Recent research carried out by the India Institute [3] and Newcastle University's E.G. West Centre [4] in the Indian city of Patna has produced some remarkable findings. The report, The Private School Revolution In Bihar, India [5], launched this week in New Delhi, and shows that government statistics are currently excluding three quarters of the schools in the city and 68% of school children.  This means that 238,767 school children out of a total of 333,776 were missing from the official data. 

Instead of the official 350 schools, the research located a total of 1,574 schools with 78% identified as private unaided, 21% government and 1% private aided.  Therefore, approximately 65% of school children in Patna were attending private unaided schools, with just 34% attending government schools. According to Professor Tooley, "when plotting the location of 1,182 private schools and 111 government schools using GIS technology, we found that there existed hardly a road or a street in Patna without a private school”.

Based on the monthly fees being charged at each private school, the research also found that 69% of private unaided schools were low cost, 22% were affordable and only 9% higher cost. In other words, the vast majority of private unaided schools found in the city of Patna were low cost, charging fees of less £4 per month.

These findings have two important implications.  First, if these findings reflect the real state of education across India and developing world, then the so called ‘global education crisis’ is much less of a crisis than previously thought. Instead, the widespread under-reporting of the number of children in school may now be a deliberate policy of developing country governments to help attract more international aid. 

Second, Article 18 of the 2009 Right to Education Act in India requires that all unrecognised schools in the country be closed down within three years of the Act coming into force.  For the city of Patna this would involve forcing two thirds of the city’s children out of school and onto the street – all because of government legislation which is supposed to be increasing school enrolments and not dramatically reducing it. 
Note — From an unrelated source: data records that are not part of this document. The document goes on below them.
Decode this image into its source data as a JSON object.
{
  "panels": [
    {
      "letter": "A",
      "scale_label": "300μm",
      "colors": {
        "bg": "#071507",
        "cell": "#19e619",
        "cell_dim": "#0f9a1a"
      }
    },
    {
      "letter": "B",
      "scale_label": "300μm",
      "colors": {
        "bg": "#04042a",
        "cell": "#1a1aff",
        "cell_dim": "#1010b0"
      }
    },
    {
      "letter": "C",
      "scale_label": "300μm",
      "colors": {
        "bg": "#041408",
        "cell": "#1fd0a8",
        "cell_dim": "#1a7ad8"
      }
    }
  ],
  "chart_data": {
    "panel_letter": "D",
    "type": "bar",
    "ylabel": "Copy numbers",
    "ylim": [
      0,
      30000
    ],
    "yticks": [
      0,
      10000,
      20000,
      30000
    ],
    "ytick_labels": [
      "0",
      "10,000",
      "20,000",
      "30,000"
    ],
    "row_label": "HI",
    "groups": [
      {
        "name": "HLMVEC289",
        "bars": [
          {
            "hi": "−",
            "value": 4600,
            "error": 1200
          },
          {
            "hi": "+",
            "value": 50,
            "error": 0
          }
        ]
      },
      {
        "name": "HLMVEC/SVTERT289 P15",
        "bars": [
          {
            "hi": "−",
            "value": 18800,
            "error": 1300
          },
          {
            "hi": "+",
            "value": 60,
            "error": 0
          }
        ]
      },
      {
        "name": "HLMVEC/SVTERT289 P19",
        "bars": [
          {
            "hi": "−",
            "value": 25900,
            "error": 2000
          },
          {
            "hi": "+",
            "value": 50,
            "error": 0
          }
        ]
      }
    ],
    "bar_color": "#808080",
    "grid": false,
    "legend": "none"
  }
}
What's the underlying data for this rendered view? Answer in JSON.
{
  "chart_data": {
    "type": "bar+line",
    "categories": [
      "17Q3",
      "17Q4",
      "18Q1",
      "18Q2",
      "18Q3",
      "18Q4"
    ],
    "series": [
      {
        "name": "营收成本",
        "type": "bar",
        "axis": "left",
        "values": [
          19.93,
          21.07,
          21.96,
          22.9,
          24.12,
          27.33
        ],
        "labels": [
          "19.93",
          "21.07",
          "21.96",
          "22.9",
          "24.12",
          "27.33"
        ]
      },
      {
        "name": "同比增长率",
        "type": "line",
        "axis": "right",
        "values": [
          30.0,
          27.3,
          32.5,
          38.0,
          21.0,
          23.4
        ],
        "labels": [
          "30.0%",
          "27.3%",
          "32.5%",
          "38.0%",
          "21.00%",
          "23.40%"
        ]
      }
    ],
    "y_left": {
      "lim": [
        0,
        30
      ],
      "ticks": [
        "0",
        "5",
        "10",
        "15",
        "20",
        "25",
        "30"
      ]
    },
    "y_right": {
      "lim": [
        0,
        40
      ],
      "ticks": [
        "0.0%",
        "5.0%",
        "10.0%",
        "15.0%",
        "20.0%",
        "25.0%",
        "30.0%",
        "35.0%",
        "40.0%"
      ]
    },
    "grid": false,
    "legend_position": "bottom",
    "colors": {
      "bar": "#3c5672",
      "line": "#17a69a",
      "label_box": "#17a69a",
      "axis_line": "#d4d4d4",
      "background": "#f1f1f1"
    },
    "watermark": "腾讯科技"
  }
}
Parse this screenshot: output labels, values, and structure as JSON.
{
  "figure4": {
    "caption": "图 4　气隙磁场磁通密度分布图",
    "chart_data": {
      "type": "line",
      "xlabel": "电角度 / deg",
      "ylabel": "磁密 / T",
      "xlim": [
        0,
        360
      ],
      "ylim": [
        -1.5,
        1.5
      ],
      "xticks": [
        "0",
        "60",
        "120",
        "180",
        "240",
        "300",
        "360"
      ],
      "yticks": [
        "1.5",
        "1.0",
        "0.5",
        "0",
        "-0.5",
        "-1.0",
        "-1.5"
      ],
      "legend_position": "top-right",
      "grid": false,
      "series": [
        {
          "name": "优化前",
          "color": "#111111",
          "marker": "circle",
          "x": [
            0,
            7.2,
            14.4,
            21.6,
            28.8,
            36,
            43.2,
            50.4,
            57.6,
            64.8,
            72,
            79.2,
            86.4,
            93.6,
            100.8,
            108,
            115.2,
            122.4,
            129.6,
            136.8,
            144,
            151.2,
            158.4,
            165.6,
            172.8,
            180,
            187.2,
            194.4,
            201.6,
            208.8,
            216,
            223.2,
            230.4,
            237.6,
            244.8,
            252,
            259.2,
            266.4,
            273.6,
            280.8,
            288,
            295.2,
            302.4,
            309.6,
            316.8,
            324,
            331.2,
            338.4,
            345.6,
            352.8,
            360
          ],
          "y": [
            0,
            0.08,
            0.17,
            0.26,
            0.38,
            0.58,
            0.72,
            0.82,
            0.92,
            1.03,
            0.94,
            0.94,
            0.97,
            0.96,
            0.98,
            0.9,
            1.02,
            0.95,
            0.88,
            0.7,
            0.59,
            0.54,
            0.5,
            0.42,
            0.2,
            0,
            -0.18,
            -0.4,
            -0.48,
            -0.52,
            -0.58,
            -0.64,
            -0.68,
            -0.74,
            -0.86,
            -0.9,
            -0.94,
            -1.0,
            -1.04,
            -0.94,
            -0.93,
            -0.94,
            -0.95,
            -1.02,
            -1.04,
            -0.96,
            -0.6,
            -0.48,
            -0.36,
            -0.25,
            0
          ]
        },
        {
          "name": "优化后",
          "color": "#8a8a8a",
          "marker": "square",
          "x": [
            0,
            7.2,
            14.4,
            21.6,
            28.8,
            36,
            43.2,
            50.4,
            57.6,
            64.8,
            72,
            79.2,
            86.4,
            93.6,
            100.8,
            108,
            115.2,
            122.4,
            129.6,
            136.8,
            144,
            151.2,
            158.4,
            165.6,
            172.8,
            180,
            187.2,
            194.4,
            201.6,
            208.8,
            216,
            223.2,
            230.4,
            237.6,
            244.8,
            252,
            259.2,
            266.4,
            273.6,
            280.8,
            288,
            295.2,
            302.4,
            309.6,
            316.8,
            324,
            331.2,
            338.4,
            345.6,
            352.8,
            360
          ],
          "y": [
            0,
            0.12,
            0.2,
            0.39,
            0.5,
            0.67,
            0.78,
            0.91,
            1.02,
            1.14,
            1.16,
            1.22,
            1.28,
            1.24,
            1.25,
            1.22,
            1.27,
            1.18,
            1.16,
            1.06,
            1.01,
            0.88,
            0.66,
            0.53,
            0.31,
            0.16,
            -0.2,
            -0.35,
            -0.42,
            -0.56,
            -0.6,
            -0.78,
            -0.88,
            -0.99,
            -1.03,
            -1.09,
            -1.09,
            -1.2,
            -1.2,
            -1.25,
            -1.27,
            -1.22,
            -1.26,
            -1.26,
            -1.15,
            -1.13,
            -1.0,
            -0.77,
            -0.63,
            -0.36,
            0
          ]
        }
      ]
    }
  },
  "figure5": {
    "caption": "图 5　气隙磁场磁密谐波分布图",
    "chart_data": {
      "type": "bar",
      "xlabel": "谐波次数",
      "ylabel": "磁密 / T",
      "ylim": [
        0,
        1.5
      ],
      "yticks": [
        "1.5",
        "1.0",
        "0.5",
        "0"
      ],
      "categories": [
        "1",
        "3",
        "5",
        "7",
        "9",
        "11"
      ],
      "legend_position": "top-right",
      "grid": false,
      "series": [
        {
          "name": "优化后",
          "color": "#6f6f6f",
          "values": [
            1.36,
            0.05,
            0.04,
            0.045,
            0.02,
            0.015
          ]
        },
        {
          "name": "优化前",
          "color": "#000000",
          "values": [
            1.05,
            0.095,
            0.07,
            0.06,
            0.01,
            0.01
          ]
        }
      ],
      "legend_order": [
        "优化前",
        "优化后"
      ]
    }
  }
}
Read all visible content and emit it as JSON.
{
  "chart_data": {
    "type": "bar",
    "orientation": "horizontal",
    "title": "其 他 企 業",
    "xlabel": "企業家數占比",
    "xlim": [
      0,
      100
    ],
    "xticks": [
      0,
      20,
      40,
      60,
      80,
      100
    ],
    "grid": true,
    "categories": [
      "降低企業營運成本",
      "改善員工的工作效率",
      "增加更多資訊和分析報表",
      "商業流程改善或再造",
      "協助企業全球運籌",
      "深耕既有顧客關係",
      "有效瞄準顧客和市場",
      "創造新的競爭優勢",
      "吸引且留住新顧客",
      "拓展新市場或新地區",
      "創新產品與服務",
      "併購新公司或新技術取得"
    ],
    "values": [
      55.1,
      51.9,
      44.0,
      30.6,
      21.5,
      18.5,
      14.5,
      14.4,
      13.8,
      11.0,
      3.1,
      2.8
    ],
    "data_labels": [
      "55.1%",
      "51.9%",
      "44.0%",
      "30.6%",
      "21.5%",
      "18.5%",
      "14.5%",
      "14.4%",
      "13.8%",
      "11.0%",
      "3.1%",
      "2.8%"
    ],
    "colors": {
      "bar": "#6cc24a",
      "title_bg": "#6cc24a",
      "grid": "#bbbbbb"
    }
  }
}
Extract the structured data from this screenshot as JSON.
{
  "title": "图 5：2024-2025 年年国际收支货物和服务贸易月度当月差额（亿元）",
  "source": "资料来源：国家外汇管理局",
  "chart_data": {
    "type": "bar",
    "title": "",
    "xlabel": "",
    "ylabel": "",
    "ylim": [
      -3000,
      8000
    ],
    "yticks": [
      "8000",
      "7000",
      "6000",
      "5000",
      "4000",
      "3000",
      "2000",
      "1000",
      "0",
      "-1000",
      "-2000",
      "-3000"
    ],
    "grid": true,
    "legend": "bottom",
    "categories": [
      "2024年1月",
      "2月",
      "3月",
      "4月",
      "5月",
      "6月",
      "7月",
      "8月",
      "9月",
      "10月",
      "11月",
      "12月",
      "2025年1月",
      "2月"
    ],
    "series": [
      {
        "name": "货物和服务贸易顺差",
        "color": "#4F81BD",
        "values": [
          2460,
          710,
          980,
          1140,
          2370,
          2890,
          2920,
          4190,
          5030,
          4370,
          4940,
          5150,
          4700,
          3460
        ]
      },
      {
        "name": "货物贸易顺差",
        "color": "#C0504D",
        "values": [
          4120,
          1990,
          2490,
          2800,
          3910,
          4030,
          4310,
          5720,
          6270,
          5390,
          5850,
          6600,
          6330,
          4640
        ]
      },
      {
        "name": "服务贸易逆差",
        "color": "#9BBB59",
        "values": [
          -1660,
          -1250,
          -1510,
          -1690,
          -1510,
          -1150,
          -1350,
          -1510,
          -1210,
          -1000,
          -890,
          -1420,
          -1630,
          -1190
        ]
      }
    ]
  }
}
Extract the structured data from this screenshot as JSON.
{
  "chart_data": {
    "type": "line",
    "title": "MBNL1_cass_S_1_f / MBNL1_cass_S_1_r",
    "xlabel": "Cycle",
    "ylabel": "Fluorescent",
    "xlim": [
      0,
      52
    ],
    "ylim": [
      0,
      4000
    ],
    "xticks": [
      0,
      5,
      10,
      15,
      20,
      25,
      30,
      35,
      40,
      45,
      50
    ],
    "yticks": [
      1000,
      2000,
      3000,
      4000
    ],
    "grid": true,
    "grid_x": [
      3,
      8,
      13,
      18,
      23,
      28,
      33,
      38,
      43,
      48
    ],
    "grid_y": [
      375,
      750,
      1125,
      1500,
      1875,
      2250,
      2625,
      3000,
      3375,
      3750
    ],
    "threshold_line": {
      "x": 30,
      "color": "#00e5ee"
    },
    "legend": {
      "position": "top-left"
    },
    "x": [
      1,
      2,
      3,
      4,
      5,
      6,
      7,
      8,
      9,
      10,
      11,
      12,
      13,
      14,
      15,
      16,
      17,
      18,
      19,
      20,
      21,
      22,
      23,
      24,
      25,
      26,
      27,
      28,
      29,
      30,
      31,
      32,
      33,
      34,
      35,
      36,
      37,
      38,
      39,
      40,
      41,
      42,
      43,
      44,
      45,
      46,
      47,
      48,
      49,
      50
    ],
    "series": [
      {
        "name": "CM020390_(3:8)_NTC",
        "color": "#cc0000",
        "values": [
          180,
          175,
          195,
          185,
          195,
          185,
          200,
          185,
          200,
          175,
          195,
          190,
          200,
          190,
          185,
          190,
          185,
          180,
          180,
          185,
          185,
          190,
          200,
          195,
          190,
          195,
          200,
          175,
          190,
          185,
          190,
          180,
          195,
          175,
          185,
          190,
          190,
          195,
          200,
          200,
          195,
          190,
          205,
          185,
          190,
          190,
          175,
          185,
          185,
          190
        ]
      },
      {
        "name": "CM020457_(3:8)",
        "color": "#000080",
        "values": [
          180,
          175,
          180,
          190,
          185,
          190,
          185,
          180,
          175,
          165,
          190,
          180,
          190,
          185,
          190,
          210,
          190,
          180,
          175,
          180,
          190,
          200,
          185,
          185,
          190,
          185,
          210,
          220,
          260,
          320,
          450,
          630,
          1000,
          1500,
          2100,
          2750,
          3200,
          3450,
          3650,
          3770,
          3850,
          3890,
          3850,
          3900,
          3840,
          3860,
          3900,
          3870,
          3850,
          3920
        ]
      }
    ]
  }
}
Thankfully, it would appear that the Bihar Education Minister P.K. Shahi [6] has already read the report. Last Saturday he declared that “I can assure that the government will not implement the Right to Education Act in Bihar and will not force private schools to follow rules under it.”  I suppose the people of Bihar should be grateful to their Education Minister for not shutting down the majority of their schools. However, this does make me wonder – do politicians around the world have any kind of positive impact on the education which children receive, or are they all bent on disrupting and distorting its natural growth and development?